Алекс пожал плечами, надвинул капюшон и пошел к городу, то и дело проваливаясь в грязный снег.
— Что делать-то будем? — всю дорогу я проспал, времени составить план не нашлось.
— Найдем его. Ну, а дальше… По обстоятельствам.
— А ну, стой! По каким обстоятельствам? Хочешь при всем честном народе подвиг совершить? Так ведь не поймут!
…Были мы уже в пригороде.

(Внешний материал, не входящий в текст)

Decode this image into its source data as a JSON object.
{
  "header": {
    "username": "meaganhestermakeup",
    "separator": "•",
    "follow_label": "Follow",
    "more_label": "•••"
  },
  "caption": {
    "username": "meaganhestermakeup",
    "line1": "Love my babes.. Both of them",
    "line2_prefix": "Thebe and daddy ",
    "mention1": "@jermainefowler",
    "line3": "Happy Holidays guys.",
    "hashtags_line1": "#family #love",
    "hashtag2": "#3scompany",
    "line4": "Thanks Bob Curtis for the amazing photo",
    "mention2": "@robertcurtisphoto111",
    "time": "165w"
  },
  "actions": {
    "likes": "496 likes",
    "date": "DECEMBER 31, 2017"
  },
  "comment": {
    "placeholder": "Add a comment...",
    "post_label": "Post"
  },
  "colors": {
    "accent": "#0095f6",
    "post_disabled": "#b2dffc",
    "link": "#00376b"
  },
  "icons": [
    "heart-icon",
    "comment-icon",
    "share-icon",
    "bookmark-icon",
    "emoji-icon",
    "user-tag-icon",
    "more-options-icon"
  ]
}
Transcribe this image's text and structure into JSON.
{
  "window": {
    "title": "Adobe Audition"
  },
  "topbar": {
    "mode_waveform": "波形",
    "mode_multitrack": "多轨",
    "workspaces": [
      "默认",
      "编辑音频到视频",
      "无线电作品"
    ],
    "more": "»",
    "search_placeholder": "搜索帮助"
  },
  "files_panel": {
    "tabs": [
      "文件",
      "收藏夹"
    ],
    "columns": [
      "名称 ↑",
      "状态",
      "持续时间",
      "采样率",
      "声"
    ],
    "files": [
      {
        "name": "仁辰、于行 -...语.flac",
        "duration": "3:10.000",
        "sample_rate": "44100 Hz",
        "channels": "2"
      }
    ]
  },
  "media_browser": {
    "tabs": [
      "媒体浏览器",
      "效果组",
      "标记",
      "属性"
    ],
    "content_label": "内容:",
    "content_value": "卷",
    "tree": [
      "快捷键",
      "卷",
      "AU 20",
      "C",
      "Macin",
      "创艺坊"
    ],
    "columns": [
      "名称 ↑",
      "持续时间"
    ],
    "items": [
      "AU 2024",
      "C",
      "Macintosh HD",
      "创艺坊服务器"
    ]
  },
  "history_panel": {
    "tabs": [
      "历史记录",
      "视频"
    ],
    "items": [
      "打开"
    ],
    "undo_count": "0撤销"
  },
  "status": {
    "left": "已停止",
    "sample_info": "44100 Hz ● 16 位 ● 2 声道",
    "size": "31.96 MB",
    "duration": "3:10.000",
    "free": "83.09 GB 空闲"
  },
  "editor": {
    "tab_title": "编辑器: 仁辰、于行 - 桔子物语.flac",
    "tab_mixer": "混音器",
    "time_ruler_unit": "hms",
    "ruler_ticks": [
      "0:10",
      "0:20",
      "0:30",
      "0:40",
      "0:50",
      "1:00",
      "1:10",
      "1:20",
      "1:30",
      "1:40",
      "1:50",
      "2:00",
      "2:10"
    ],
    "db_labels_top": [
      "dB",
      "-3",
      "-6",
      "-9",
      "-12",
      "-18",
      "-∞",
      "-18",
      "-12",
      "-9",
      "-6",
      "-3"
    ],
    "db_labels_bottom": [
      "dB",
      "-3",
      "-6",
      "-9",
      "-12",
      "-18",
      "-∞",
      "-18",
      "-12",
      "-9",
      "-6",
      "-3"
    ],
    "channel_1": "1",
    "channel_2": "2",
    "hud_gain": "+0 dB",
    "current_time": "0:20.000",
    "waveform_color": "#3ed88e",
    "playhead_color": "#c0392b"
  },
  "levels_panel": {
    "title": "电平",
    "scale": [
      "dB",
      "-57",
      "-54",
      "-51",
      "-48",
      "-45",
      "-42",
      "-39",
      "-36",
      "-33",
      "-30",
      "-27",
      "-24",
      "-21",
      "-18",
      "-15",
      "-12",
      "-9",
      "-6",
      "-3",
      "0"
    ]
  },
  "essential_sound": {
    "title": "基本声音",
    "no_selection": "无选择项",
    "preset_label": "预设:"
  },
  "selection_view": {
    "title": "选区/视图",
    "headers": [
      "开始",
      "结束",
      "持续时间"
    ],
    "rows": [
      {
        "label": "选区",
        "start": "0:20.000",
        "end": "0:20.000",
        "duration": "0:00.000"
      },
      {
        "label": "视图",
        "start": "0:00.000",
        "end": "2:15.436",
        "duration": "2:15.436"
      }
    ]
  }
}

Вокруг — высотки. Люди от нас не то чтобы шарахались, но стороной обходили. Я в который раз мысленно обругал себя за идиотизм. Не надо было вчера пить! Не надо было слушать это Горе Луковое. Теперь стоим вот, как два тополя посредь дороги, и хрен знает, что делать дальше…
— Слушай, Лёх, ну нельзя же просто так, за здорово живешь, убить человека.
— Он не человек.
— Да кто, в самом деле, дал тебе право решать? И ты сам говорил, что не сможешь — вот так!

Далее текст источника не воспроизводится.